Nonagglutinable vibrios may cause a cholera-like illness, and they
have been isolated from wounds and from blood. Wounds infected through
warm seawater can become cellulitic and progress rapidly, in some
cases resulting in necrotizing fasciitis with typical hemorrhagic,
bullous lesions. V. vulnificus, when ingested by a compromised host
(often someone with chronic liver disease or immunodeficiency),
crosses the intestinal mucosa without causing enteritis and produces
septicemia with a high mortality rate. Wound and bloodstream
infections are readily diagnosed with routine cultures.

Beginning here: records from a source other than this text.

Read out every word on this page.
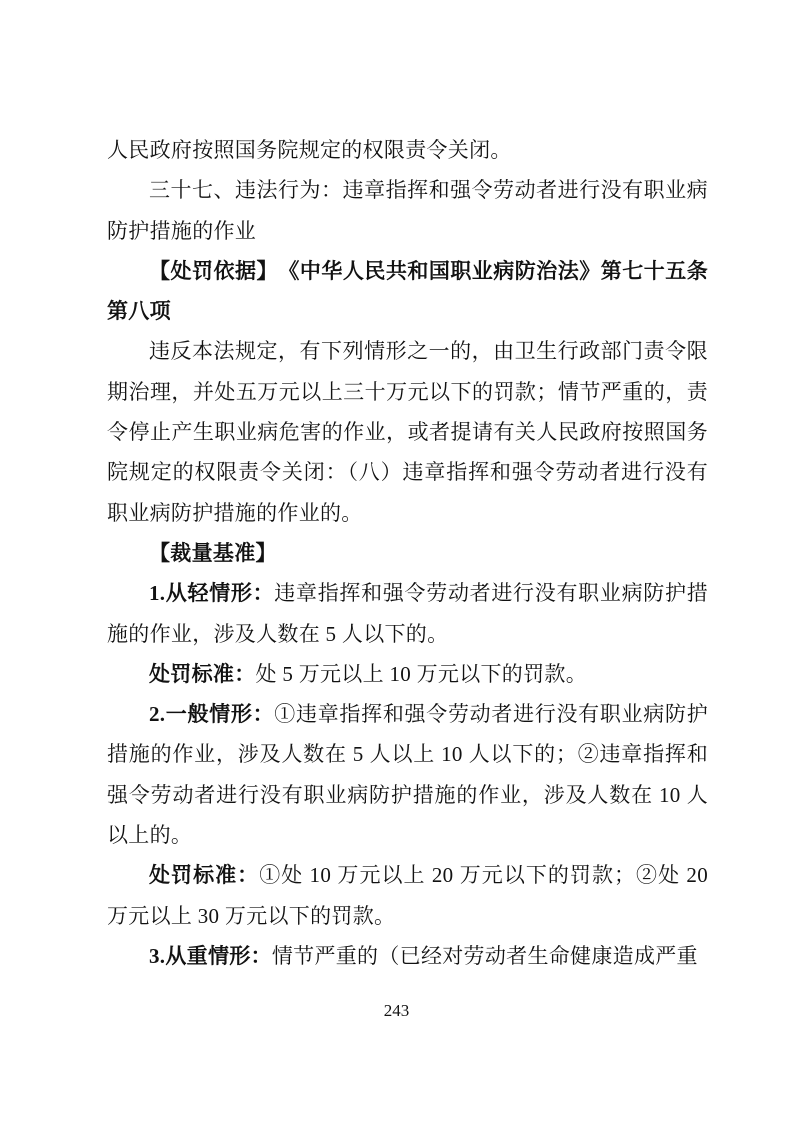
人民政府按照国务院规定的权限责令关闭。

三十七、违法行为：违章指挥和强令劳动者进行没有职业病防护措施的作业

【处罚依据】　《中华人民共和国职业病防治法》第七十五条第八项

违反本法规定，有下列情形之一的，由卫生行政部门责令限期治理，并处五万元以上三十万元以下的罚款；情节严重的，责令停止产生职业病危害的作业，或者提请有关人民政府按照国务院规定的权限责令关闭：（八）违章指挥和强令劳动者进行没有职业病防护措施的作业的。

【裁量基准】

1.从轻情形：违章指挥和强令劳动者进行没有职业病防护措施的作业，涉及人数在 5 人以下的。

处罚标准：处 5 万元以上 10 万元以下的罚款。

2.一般情形：①违章指挥和强令劳动者进行没有职业病防护措施的作业，涉及人数在 5 人以上 10 人以下的；②违章指挥和强令劳动者进行没有职业病防护措施的作业，涉及人数在 10 人以上的。

处罚标准：①处 10 万元以上 20 万元以下的罚款；②处 20 万元以上 30 万元以下的罚款。

3.从重情形：情节严重的（已经对劳动者生命健康造成严重

243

When enteric
infection is suspected, Vibrio organisms can be cultured from stool on
thiosulfate citrate bile salts sucrose medium; contaminated seafood
also yields positive cultures.
Prevention
and Treatment
High-risk patients with skin
wounds should avoid handling uncooked seafood and exposure to
seawater. Noncholera Vibrio infections can be treated with a single
dose of ciprofloxacin 1 g po or doxycycline 300 mg po. Close attention
to repleting volume and electrolyte losses in diarrheal disease is
needed. For patients with necrotizing fasciitis, surgical debridement
is required in addition to antibiotics.